2016-07-07 Thread Mark Hamburg
We're still awaiting an official answer from Evan. In the meantime, the best 
answer I've seen from the standpoint of not contaminating the counter messages 
and update function with something that they don't care about is to put the 
complexity in the view function which is, I would argue, where it belongs since 
this it's a view layout issue that forces the remove button to be included in 
the counter view. One way to do this is to extend the view function with two 
arguments: one is a function to map the counter messages to the parent message 
space and the other is the parent message that the remove button should send.

Mark

> On Jul 7, 2016, at 10:50 AM, Sandi Dušić  wrote:
> 
> In Elm 0.16 the Architecture tutorial had one more button list example (I dug 
> that up from an old commit), aside from this one. Each counter would have 
> it's own remove button which would remove that exact one when clicked, unlike 
> in the simpler example with a sole remove button that removes the first 
> counter. This was accomplished by passing two addresses to the counter view, 
> one for it's own actions and another which it's father component 
> (CounterList) handled, used for signaling removal. 
> 
> I did the exact same thing in my application. I have a bunch of small 
> components in a big component, and the big component needs to know when one 
> of the small ones has been clicked. How do you do this in 0.17? Is it 
> impossible, since they removed the example which is supposed to implement it?
> 
> This is the only thing I can think of: Add the message that needs to be sent 
> upwards to the big component to the message union of the small component (in 
> the CounterList, this would mean Counter.Msg has Remove). When the big 
> component gets a small component action, it would first check with an if 
> whether it's the one it needs to handle (if msg == Counter.Remove then ...). 

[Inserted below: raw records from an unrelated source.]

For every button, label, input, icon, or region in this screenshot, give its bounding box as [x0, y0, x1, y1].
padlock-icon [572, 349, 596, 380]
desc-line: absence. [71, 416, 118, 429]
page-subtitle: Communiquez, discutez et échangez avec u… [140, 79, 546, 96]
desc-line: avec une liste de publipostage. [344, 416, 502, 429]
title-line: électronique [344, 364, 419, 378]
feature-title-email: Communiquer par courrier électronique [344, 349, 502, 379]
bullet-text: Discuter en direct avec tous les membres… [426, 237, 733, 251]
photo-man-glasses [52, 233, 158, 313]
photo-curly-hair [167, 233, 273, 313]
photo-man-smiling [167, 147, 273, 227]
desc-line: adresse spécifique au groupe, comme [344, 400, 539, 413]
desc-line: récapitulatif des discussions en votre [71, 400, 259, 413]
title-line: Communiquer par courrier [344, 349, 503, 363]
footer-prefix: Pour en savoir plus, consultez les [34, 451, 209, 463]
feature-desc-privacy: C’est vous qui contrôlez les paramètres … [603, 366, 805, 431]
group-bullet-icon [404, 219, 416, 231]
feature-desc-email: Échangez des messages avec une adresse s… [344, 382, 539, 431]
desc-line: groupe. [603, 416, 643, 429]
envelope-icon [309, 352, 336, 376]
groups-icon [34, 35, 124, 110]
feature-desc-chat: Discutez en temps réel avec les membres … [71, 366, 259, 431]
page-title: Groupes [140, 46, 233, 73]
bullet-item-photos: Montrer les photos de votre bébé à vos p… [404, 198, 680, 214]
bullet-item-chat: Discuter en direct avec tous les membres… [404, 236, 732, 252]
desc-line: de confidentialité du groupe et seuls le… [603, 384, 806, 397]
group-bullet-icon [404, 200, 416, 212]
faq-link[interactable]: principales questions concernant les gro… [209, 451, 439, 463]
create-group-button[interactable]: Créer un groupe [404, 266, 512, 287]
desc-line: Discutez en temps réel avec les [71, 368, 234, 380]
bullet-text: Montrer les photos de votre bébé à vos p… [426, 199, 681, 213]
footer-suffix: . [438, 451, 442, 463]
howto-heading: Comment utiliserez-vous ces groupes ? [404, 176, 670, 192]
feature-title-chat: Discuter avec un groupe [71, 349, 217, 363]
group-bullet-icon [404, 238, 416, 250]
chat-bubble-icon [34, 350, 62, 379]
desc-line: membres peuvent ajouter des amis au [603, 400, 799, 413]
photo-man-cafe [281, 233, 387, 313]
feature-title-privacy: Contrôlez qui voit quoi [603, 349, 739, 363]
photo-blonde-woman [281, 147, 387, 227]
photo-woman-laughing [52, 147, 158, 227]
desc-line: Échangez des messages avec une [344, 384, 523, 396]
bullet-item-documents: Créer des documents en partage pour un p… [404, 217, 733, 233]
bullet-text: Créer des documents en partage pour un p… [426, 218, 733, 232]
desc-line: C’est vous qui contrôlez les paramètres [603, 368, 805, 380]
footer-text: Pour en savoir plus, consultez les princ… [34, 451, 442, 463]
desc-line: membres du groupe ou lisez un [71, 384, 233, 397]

> If so, it can handle it (remove the Counter), otherwise it would just 
> regularly pass it to Counter.update.
> 
> To me that seems like it goes against the principles of Elm Architecture. You 
> can no longer treat components (and especially their actions) like black 
> boxes, but rather you have to tear them apart in a way. They cannot fully 
> define their interface. I don't know, it's just weird.
> 
> If there's a way to define custom subscriptions they might be leveraged to 
> solve this, but I don't see a way to do that in the API. I apologize if this 
> is a silly question, 0.17 is still new to me.